平松礼二『春』  平松礼二の素描による多色刷り木版画 ©平松礼二 アダチ版画研究所 2013年


山口晃 『新東都名所 東海道中 日本橋 改』 山口晃の素描による多色刷り木版画 ©山口晃 ミヅマアートギャラリー アダチ版画研究所 2012年

アダチ版画研究所が存在しなかったら、江戸時代からの浮世絵の伝統は消滅の危機に陥っていたに違いない。今でも個人で仕事を請け負う彫師や摺師はいるが、同研究所のように、協同作業で浮世絵・木版画を制作する集団はない。より完成度の高い木版画を生み出すためには、職人たちのコミュニケーションが不可欠だ。同研究所は高度な浮世絵技術を守る“最後のとりで”と言える。

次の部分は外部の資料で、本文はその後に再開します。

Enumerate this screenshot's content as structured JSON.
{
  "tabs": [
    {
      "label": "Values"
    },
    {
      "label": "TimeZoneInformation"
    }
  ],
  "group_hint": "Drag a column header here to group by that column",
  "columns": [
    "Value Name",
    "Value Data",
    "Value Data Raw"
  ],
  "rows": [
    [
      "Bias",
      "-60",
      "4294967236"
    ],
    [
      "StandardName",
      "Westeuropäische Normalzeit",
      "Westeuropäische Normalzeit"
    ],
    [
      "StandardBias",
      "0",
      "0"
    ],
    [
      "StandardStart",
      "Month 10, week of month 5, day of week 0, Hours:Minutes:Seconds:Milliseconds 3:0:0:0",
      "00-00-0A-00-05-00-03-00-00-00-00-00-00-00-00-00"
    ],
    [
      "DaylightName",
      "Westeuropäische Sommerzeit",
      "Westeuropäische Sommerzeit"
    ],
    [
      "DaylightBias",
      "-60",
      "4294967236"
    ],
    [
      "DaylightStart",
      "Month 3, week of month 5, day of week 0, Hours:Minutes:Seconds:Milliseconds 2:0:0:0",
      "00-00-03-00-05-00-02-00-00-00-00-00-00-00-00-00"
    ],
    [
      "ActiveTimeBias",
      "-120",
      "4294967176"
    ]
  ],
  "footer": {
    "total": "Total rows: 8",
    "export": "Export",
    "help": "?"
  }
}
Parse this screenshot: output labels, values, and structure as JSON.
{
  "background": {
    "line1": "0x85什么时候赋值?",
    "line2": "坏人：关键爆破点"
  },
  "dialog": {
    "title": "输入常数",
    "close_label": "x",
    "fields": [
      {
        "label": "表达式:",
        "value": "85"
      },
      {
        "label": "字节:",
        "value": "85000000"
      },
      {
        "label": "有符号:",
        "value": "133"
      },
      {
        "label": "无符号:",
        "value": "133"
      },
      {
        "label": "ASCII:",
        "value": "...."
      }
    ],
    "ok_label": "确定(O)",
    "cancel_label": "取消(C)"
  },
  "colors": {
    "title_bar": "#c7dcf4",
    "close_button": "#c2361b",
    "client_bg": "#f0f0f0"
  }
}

現代では、リトグラフやシルクスクリーン、デジタルプリントなどさまざまな版画技法があり、アダチ版画研究所のように版木から作る木版画は少数派だ。しかし、木版画で摺られた浮世絵には独特の味わいがある。温かみのある味わいは、和紙に水性絵具を摺り込んで発色させるという日本独自の印刷技法だからこそ生まれるものだ。

同研究所が伝統木版画の技術を保存し、その技術者を育成することを目的として、「アダチ伝統木版画技術保存財団」を設立したのも、木版画の素晴らしさを後世に伝えるためだ。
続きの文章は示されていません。